Fig.2 Distances of 20 base pairs in recognition areas

Hydrogen Bonds

We also analyzed the differences between hydrogen bonds. There are plenty of hydrogen bonds from dCas9 protein to DNA-RNA complex, which perform a key role in binding and locating. Here we present the average amount of hydrogen bonds between protein and DNA/RNA. The hydrogen donor is protein and the acceptor is nucleotides, with more negatively charged atoms on nucleotides.

Fig.3 Hydrogen bonds distribution in Cas9 on and off target systems

We can see that the hydrogen bonds broke when there was a mismatch at the 10 and 11th point on sgRNA protospacers. This may cause an energy rise in dCas9 specificity when binding different targets. The 2nd base on PAM region also showed a difference.

Contact Map

Contact can reflect the relationship between protein and its ligand. Here we calculated the contact map between protein residues and RNA protospacers. The contact map revealed some important residues in protein, showing that there is a structural change when Cas9 bonds a wrong off-target site. In this figure, first 3 rows show the contact map for target, lure2 and lure3. The 4 and 5th row show the difference between lure2/lure3 and target state.

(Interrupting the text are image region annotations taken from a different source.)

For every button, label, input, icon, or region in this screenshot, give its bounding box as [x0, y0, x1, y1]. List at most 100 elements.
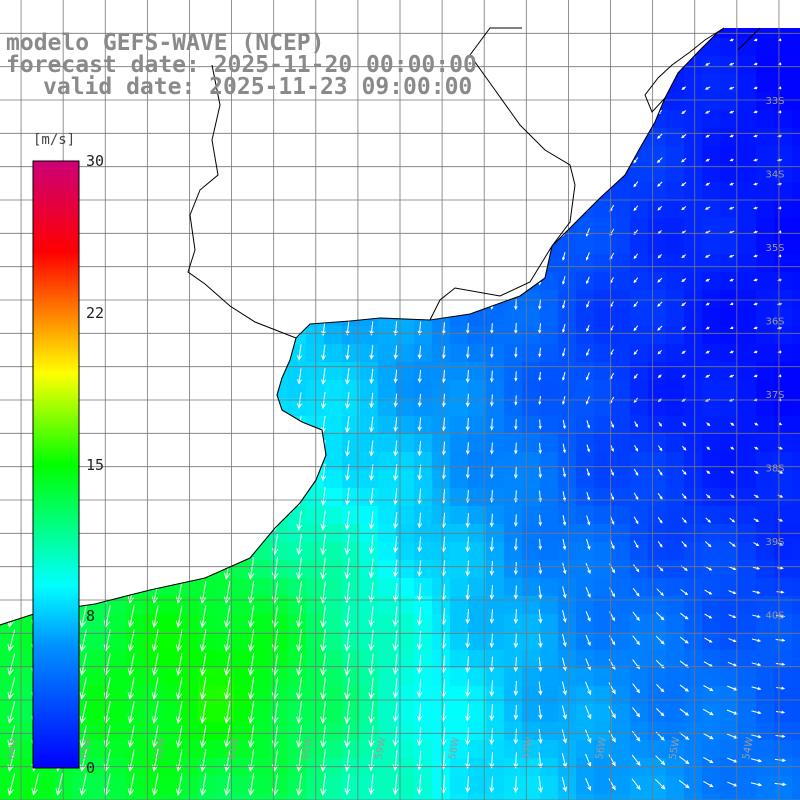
speed-cell [126, 560, 145, 579]
speed-cell [558, 452, 577, 471]
wind-arrow [634, 421, 638, 428]
wind-arrow [585, 729, 592, 744]
speed-cell [162, 668, 181, 687]
wind-arrow [128, 342, 135, 363]
speed-cell [612, 218, 631, 237]
speed-cell [756, 344, 775, 363]
speed-cell [522, 146, 541, 165]
wind-arrow [271, 677, 279, 701]
speed-cell [486, 92, 505, 111]
speed-cell [252, 578, 271, 597]
speed-cell [756, 308, 775, 327]
wind-arrow [730, 470, 735, 474]
wind-arrow [562, 538, 567, 551]
speed-cell [702, 56, 721, 75]
speed-cell [288, 398, 307, 417]
wind-arrow [128, 271, 135, 290]
speed-cell [72, 110, 91, 129]
speed-cell [198, 650, 217, 669]
speed-cell [144, 488, 163, 507]
wind-arrow [368, 677, 375, 700]
wind-arrow [344, 701, 351, 725]
speed-cell [0, 128, 19, 147]
speed-cell [666, 308, 685, 327]
wind-arrow [465, 727, 471, 746]
speed-cell [720, 758, 739, 777]
wind-arrow [249, 176, 254, 193]
wind-arrow [538, 347, 542, 358]
speed-cell [702, 200, 721, 219]
wind-arrow [489, 585, 495, 600]
speed-cell [378, 506, 397, 525]
speed-cell [234, 254, 253, 273]
wind-arrow [489, 728, 495, 746]
speed-cell [306, 290, 325, 309]
speed-cell [756, 326, 775, 345]
wind-arrow [7, 629, 16, 652]
speed-cell [738, 542, 757, 561]
speed-cell [324, 308, 343, 327]
wind-arrow [538, 203, 542, 214]
wind-arrow [538, 729, 543, 745]
wind-arrow [80, 175, 87, 194]
speed-cell [630, 92, 649, 111]
speed-cell [612, 794, 631, 800]
wind-arrow [538, 84, 542, 93]
speed-cell [558, 344, 577, 363]
speed-cell [450, 632, 469, 651]
wind-arrow [681, 182, 687, 187]
wind-arrow [225, 176, 230, 193]
wind-arrow [176, 319, 183, 338]
speed-cell [378, 452, 397, 471]
speed-cell [450, 560, 469, 579]
lat-label: 36S [765, 317, 784, 328]
speed-cell [432, 110, 451, 129]
speed-cell [414, 722, 433, 741]
speed-cell [684, 722, 703, 741]
wind-arrow [79, 557, 87, 580]
speed-cell [162, 200, 181, 219]
speed-cell [702, 758, 721, 777]
speed-cell [144, 740, 163, 759]
speed-cell [126, 182, 145, 201]
wind-arrow [248, 485, 255, 508]
speed-cell [558, 578, 577, 597]
wind-arrow [392, 773, 399, 796]
speed-cell [666, 758, 685, 777]
speed-cell [468, 794, 487, 800]
speed-cell [234, 272, 253, 291]
speed-cell [486, 326, 505, 345]
wind-arrow [418, 106, 422, 119]
speed-cell [648, 434, 667, 453]
wind-arrow [151, 557, 159, 580]
speed-cell [108, 110, 127, 129]
speed-cell [558, 272, 577, 291]
speed-cell [270, 218, 289, 237]
speed-cell [576, 470, 595, 489]
speed-cell [0, 146, 19, 165]
speed-cell [360, 308, 379, 327]
speed-cell [414, 578, 433, 597]
speed-cell [90, 794, 109, 800]
wind-arrow [79, 677, 87, 700]
speed-cell [306, 128, 325, 147]
speed-cell [666, 290, 685, 309]
speed-cell [378, 110, 397, 129]
wind-arrow [247, 773, 255, 797]
speed-cell [288, 578, 307, 597]
wind-arrow [103, 653, 111, 676]
speed-cell [486, 650, 505, 669]
wind-arrow [417, 512, 423, 529]
wind-arrow [538, 657, 543, 672]
speed-cell [576, 326, 595, 345]
wind-arrow [753, 206, 758, 210]
speed-cell [90, 488, 109, 507]
speed-cell [252, 614, 271, 633]
wind-arrow [127, 461, 135, 484]
wind-arrow [296, 581, 303, 605]
speed-cell [630, 56, 649, 75]
speed-cell [558, 416, 577, 435]
wind-arrow [175, 677, 183, 700]
wind-arrow [465, 442, 470, 455]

Fig.4 Trimmed contact map of sgRNA contact with protein complex

Reference

[1] Lu, Y., Xue, J., Deng, T., Zhou, X., Yu, K., Deng, L., ... & Shen, H. (2020). Safety and feasibility of CRISPR-edited T cells in patients with refractory non-small-cell lung cancer. Nature Medicine, 26(5), 732-740.
[2] Ivani, I., Dans, P. D., Noy, A., Pérez, A., Faustino, I., Hospital, A., ... & Portella, G. (2016). Parmbsc1: a refined force field for DNA simulations. Nature methods, 13(1), 55.
[3] Zgarbová, M., Otyepka, M., Šponer, J., Mládek, A., Banáš, P., Cheatham III, T. E., & Jurecka, P. (2011). Refinement of the Cornell et al. nucleic acids force field based on reference quantum chemical calculations of glycosidic torsion profiles. Journal of chemical theory and computation, 7(9), 2886-2902.
[4] Horn, H. W., Swope, W. C., Pitera, J. W., Madura, J. D., Dick, T. J., Hura, G. L., & Head-Gordon, T. (2004). Development of an improved four-site water model for biomolecular simulations: TIP4P-Ew. The Journal of chemical physics, 120(20), 9665-9678.
[5] Case, D. A., Cheatham III, T. E., Darden, T., Gohlke, H., Luo, R., Merz Jr, K. M., ... & Woods, R. J. (2005). The Amber biomolecular simulation programs. Journal of computational chemistry, 26(16), 1668-1688.
[6] Jorgensen, W. L., Chandrasekhar, J., Madura, J. D., Impey, R. W., & Klein, M. L. (1983). Comparison of simple potential functions for simulating liquid water. The Journal of chemical physics, 79(2), 926-935.
[7] Gotz, A. W., Williamson, M. J., Xu, D., Poole, D., Le Grand, S., & Walker, R. C. (2012). Routine microsecond molecular dynamics simulations with AMBER on GPUs. 1. Generalized born. Journal of chemical theory and computation, 8(5), 1542-1555.
[8] Ryckaert, J. P., Ciccotti, G., & Berendsen, H. J. (1977). Numerical integration of the cartesian equations of motion of a system with constraints: molecular dynamics of n-alkanes. Journal of computational physics, 23(3), 327-341.